Pero, ¿de qué reconstrucción hablarán? Después del huracán Micht, que en octubre y noviembre de 1998 se cobró casi diez mil vidas y cientos de miles de damnificados en América central, los movimientos sociales avanzaron la idea de vincularla a un nuevo tipo de desarrollo destinado a reducir la vulnerabilidad social. El tiempo se ha encargado de demostrar que desde entonces no se ha hecho nada en ese sentido. El único intento, emprendido mucho después por el presidente hondureño Manuel Zelaya, acabó por el golpe de Estado del 28 de junio de 2009…

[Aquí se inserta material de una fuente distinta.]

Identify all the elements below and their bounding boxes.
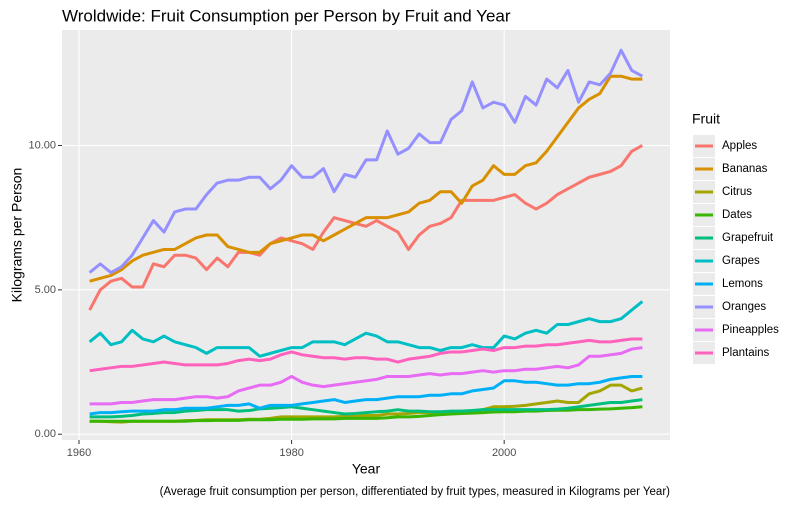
series-line [88,48,644,275]
legend-label: Grapefruit [722,232,774,244]
y-tick-label: 0.00 [35,428,56,440]
legend-title: Fruit [692,111,720,127]
series-line [88,300,644,358]
x-tick-label: 1980 [279,447,303,459]
legend-label: Plantains [722,347,770,359]
y-axis-title: Kilograms per Person [9,168,25,303]
legend-label: Dates [722,209,752,221]
series-line [89,346,643,406]
plot-panel [62,30,670,440]
legend-label: Pineapples [722,324,779,336]
y-tick-label: 10.00 [28,139,56,151]
series-line [89,374,643,416]
legend-label: Bananas [722,163,768,175]
caption: (Average fruit consumption per person, d… [160,486,670,498]
x-tick-label: 1960 [67,447,91,459]
series-line [89,74,643,283]
x-axis-title: Year [352,461,381,477]
legend-label: Grapes [722,255,760,267]
series-line [89,337,643,373]
chart-title: Wroldwide: Fruit Consumption per Person … [62,6,511,25]
legend-label: Citrus [722,186,752,198]
series-line [88,144,644,311]
y-tick-label: 5.00 [35,284,56,296]
legend-label: Lemons [722,278,763,290]
legend-label: Oranges [722,301,766,313]
legend-label: Apples [722,140,757,152]
x-tick-label: 2000 [492,447,516,459]
series-line [89,398,643,419]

A una clase política haitiana amenazada por el espectro de la autodestrucción, y que no está exenta de responsabilidad en el estado calamitoso del país, ¿quién le va a leer la cartilla? ¿Las instituciones financiera internacionales que han demorado el proceso de anulación de la deuda a pesar de los problemas a los que ya se enfrenta la población? ¿Washington, el Banco Mundial, el Fondo Monetario Internacional (FMI), el Banco Interamericano de Desarrollo, etcétera? ¿Los países denominados «amigos» que cínicamente han empujado al descenso a los infiernos a la sociedad haitiana?

Desde 1984, el FMI obligó a Puerto Príncipe a liberalizar su mercado. Los escasos y últimos servicios públicos se privatizaron negando el acceso a ellos a los más necesitados. En 1970, Haití producía el 90% de los alimentos que consumía, actualmente importa el 55%. El arroz estadounidense subvencionado ha matado la producción local. En agosto y septiembre de 2008, el estallido de los precios alimentarios mundiales hizo que aumentaran su precio el 50%, lo que dio origen a los «motines del hambre». 

Un cataclismo natural se puede imputar a la fatalidad. El vergonzoso e insoportable empobrecimiento de las poblaciones urbanas y rurales de Haití, no.